Innovation Auf dem historischen Areal in Wendlingen tummeln sich bereits Start-ups und andere Kreative. Dabei geht der Architektenwettbewerb jetzt erst los. Eine Bilanz. Von Kerstin Dannath

Leerstände neu nutzen, Arbeiten und Wohnen sinnstiftend miteinander verbinden, Raum für Kunst und Diskussionen schaffen sowie gemeinwohlorientierte inklusive Projekte entwickeln – und das alles mit dem frischen Wind innovativer Start-ups als ständigen Mitbewohnern in den Segeln: In der Wendlinger Neckarspinnerei ist Leben eingezogen.

Paul Vogt (30) und Richard Königsdorfer (32), sitzen mit dicken Jacken, Mützen und warmen Stricksocken im ehemaligen Spinnereisaal des Hochbaus von 1860. Dampfende Kaffeebecher stehen auf dem Tisch, daneben surren die aufgeklappten Laptops. Der Stuttgarter Verein Adapter, bestehend aus jungen Architekten und Städteplanern, erprobt seit Juni ein Projekt zur Schaffung neuen Wohnraums, wobei temporär leer stehende Flächen genutzt werden.

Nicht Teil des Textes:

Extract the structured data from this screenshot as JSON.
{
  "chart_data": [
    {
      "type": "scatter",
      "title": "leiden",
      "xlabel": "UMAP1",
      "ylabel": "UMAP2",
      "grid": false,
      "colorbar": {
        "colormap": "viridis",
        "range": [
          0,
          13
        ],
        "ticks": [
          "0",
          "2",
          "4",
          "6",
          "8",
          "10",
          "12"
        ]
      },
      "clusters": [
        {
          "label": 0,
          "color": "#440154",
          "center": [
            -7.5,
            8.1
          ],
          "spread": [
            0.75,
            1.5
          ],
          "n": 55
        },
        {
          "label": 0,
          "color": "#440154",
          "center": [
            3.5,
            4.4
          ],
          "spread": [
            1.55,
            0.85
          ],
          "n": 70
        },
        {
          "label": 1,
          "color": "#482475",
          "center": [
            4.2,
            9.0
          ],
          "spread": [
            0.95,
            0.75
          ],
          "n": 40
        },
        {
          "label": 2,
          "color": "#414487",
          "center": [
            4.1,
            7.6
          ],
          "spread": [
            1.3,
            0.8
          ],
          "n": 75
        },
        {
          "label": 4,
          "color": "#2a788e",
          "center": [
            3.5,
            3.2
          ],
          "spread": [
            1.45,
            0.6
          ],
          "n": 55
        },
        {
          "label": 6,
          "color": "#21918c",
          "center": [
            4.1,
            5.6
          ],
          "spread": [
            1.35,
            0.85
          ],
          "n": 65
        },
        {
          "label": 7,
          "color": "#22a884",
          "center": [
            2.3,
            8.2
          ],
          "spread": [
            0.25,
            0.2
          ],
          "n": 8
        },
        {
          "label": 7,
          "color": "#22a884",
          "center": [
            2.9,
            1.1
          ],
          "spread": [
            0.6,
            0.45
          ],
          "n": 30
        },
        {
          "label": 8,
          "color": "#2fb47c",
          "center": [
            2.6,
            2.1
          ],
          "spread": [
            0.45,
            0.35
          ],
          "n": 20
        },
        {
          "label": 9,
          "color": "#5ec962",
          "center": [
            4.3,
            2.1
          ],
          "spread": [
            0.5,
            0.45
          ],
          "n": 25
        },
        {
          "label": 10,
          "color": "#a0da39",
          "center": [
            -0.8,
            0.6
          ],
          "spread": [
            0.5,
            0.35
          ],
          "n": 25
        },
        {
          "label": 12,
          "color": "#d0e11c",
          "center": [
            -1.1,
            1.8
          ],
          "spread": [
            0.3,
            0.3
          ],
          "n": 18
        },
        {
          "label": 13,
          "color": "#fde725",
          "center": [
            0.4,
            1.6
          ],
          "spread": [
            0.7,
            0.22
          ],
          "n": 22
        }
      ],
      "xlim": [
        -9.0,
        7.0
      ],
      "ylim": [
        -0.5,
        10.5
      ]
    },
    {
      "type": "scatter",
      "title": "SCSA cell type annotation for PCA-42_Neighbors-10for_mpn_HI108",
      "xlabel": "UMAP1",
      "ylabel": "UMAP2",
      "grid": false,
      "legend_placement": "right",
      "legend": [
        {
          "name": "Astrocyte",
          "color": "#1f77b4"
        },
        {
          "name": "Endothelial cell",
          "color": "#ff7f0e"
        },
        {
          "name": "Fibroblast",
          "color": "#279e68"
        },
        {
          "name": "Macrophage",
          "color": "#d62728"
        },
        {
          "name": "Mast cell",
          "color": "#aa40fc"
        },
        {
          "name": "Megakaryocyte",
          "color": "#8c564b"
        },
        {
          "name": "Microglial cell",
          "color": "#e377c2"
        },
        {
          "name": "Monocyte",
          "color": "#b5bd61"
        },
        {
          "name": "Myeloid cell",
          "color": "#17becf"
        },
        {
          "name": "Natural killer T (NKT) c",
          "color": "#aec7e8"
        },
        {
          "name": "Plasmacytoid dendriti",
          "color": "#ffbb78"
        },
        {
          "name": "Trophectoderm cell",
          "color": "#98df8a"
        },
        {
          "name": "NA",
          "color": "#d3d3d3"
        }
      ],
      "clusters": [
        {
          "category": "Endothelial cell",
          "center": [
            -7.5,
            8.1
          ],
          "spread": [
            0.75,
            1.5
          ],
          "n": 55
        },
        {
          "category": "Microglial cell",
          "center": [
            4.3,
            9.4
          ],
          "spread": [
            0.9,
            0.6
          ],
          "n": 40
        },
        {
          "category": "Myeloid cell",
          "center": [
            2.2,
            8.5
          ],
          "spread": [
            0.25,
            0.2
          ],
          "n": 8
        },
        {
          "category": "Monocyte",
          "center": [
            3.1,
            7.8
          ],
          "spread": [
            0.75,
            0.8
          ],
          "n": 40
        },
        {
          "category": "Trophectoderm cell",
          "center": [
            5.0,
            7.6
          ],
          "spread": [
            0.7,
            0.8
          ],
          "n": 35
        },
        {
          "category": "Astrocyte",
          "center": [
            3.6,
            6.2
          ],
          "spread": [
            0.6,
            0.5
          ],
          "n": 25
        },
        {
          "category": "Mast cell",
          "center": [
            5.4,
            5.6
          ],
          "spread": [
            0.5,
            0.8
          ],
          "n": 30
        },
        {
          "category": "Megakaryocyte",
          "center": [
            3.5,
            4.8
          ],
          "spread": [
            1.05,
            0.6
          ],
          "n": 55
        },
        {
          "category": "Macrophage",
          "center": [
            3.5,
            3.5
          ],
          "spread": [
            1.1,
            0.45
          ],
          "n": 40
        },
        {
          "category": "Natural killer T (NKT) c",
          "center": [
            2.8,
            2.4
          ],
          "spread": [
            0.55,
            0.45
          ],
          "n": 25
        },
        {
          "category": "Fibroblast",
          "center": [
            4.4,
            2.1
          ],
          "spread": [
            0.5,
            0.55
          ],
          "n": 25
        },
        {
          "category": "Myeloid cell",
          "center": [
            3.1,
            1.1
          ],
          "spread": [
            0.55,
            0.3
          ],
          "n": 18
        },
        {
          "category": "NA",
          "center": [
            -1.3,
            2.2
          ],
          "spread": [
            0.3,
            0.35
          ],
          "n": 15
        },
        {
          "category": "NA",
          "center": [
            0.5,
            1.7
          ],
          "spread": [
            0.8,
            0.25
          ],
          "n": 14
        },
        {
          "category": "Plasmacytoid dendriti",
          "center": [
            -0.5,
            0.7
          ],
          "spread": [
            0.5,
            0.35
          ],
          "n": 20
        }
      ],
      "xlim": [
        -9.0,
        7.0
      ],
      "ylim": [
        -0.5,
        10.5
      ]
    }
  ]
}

Der erste Prototyp ihres Paneel-Holzbausatzes „Endo“ weist nun deutliche Nutzerspuren auf. Im Bad stehen Zahnputzbecher, die Kaffeemaschine auf der Küchenzeile ist angeschaltet. In der Ecke sind einige Matratzen gestapelt – mehr als zwei Personen können allerdings nicht in „Endo“ schlafen. „Es war hochinteressant, diesen Ort mit all seinen Facetten zu erfahren“, sagt Königsdorfer, der selbst einige Mal in der Neckarspinnerei genächtigt hat. „Je länger man hier ist, desto besser kann man sich vorstellen, dass so ein temporäres Wohnprojekt hier funktionieren kann“, bestätigt Vogt. Bei der Aufzählung der Vorzüge kommen die beiden Architekten fast ins Schwärmen – das großzügige Platzangebot, die Nähe zum Neckar und die vielen Interessierten, die bei Veranstaltungen oder einfach nur so vorbeigeschneit seien. „Es gab mehr Resonanz, als wir erwartet hatten“, sagt Vogt. Was ihn besonders beeindruckte: „Fast jeder hat eine persönliche Geschichte zum Areal zu erzählen.“

Auf die Frage nach der größten Einschränkung erklären beide unisono, dass das Thema Heizen schwierig sei. „Endo“ hat als geschlossenes System zwar eine Heizung, der umliegende 1600 Quadratmeter große Spinnereisaal aber nicht. Es herrscht Außentemperatur und die ist Mitte Oktober meist nicht sonderlich kuschelig. Auch die Lage Wendlingens am Rand des Stuttgarter Speckgürtels sei manchmal schwierig. „Für eingefleischte Städter ist das weit ab vom Schuss“, sagt Vogt. Dennoch: Alle Besucher waren begeistert vom Areal. Die Adapterleute betonen, dass auch die räumliche Nähe zum Eigentümer HOS, deren Hauptsitz gerade mal 1,7 Kilometer entfernt ist, ein großes Plus ist. „Die Wege sind kurz, so etwas gibt es in Stuttgart nicht“, sagt Vogt. Adapter wird nun über den Winter weiter am Konzept, etwa an der Finanzierung, feilen und 2023 erneut in die Neckarspinnerei einziehen – mit mehreren Wohnmodulen nebeneinander, um als Gruppe dort zu wohnen.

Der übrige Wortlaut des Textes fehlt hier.